Building FSON Parsing and Serialization into Fossil Tofu

In my previous reflection on Fossil Tofu, I discussed its evolving design and the decision to make FSON a first-class citizen in the library. Today, I want to share my thoughts on one of the most ambitious goals for the project: giving every major data structure in Fossil Tofu the ability to parse and serialize FSON data directly. This is not just a convenience feature—this is a commitment to making Fossil Tofu a bridge between in-memory structures and Fossil Logic’s persistent data format.

Why FSON Support Matters

FSON was designed to be more than just another serialization format. It is compact, predictable, and binary-safe, making it ideal for storage and transmission in performance-sensitive systems. Where JSON is human-readable but verbose, and where other formats can be overly rigid, FSON strikes a careful balance. By building FSON support directly into Fossil Tofu, I am making it possible for developers to go from a persisted FSON file to a fully populated in-memory data structure with a single call—and back again.

This approach eliminates the boilerplate that so often accompanies deserialization in C. Instead of manually writing parsers for each data type, developers will be able to rely on Fossil Tofu to do the heavy lifting. This is a core principle for me: reducing friction so that the focus remains on solving the real problem, not reinventing serialization logic for every project.

Parsing FSON into Data Structures

The first step is designing a parser interface that can walk a FSON document and fill out a given data structure. For example, a tree can be reconstructed node by node based on hierarchical keys, an array can be filled from a sequential FSON array, and a hash map can be populated by pairing keys and values from FSON objects.
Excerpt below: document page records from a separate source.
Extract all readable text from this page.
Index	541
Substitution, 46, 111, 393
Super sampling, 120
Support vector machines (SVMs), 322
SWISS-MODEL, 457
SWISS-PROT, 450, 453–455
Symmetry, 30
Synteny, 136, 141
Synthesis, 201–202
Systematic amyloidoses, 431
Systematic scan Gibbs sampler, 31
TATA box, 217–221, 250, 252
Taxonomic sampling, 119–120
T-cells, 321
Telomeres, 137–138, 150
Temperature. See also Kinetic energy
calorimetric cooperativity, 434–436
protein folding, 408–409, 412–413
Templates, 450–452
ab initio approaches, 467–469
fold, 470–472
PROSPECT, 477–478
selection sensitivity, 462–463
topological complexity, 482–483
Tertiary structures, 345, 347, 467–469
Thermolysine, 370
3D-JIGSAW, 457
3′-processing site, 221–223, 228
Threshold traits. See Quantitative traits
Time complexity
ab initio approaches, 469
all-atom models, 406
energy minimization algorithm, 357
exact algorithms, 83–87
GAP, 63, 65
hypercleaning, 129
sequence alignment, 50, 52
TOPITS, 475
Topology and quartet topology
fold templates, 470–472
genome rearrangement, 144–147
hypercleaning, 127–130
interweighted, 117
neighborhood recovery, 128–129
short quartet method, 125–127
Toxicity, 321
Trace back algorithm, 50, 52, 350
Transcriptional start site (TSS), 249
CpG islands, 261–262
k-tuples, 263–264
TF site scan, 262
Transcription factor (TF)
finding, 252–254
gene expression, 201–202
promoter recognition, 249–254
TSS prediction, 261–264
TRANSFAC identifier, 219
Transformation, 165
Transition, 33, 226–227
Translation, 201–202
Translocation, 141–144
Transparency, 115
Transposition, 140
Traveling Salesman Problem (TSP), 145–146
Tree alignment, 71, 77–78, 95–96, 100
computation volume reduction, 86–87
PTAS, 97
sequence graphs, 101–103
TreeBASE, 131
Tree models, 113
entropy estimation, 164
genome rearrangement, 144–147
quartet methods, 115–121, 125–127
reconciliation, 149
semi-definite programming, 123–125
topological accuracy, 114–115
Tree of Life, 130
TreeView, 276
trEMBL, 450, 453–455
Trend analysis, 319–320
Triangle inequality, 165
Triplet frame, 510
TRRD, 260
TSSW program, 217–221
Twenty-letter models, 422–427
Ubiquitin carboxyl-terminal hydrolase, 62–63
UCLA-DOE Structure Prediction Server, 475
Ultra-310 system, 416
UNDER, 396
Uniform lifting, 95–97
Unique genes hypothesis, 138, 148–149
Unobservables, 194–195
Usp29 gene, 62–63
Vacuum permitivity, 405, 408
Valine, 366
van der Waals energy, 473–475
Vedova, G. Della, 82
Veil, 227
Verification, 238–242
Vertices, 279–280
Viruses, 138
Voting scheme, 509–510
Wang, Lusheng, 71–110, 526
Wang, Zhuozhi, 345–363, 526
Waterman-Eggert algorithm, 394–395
This means Fossil Tofu will need a small, focused FSON reader capable of traversing the data efficiently. I am leaning toward a callback-driven parser that allows each data structure to “subscribe” to the portions of the FSON it cares about. This keeps the parsing process modular and flexible, ensuring that new structures can be added later without rewriting the core parser.

Serializing Back into FSON

Just as important as parsing is the ability to serialize data back into FSON. Persistence is a two-way street. When a program shuts down, I want developers to be able to dump their in-memory data structures back into FSON for storage, caching, or logging. This symmetry between parse and serialize keeps data lifecycles predictable and avoids the mismatch that sometimes plagues other serialization systems where the “read” and “write” paths are not guaranteed to produce equivalent representations.

Serialization also opens the door for powerful debugging tools. Imagine dumping the entire contents of an array list or tree to a FSON file and analyzing it with other Fossil Logic tools—suddenly, what used to be opaque data becomes visible, portable, and easy to inspect.

A Unique Way to Load Structures

By tightly integrating FSON support, Fossil Tofu will offer a unique loading mechanism for developers. Instead of starting with empty containers and manually pushing data in, developers will be able to say, “Here is a FSON file—populate this structure.” It is a direct and elegant way to hydrate in-memory data from persistent state.

This is especially exciting for use cases where data needs to be shared between different tools or even different languages, as FSON is portable and not tied to C specifically. This feature will turn Fossil Tofu from a collection of structures into a data interchange layer, bridging disk and memory in a way that feels natural.

The Road Ahead

There is still work to do. The parser needs to be efficient and minimalistic, the serializer must be able to output FSON in a streaming-friendly way, and the API must remain clean and consistent across all supported structures. But the vision is clear: Fossil Tofu will not just store data, it will understand data.

This is the next step in building a library that developers can rely on not only for runtime storage but also for persistence and portability. I am looking forward to the day when loading a tree or dumping an array list is as simple as calling a single function—because that is the level of simplicity I want Fossil Tofu to deliver.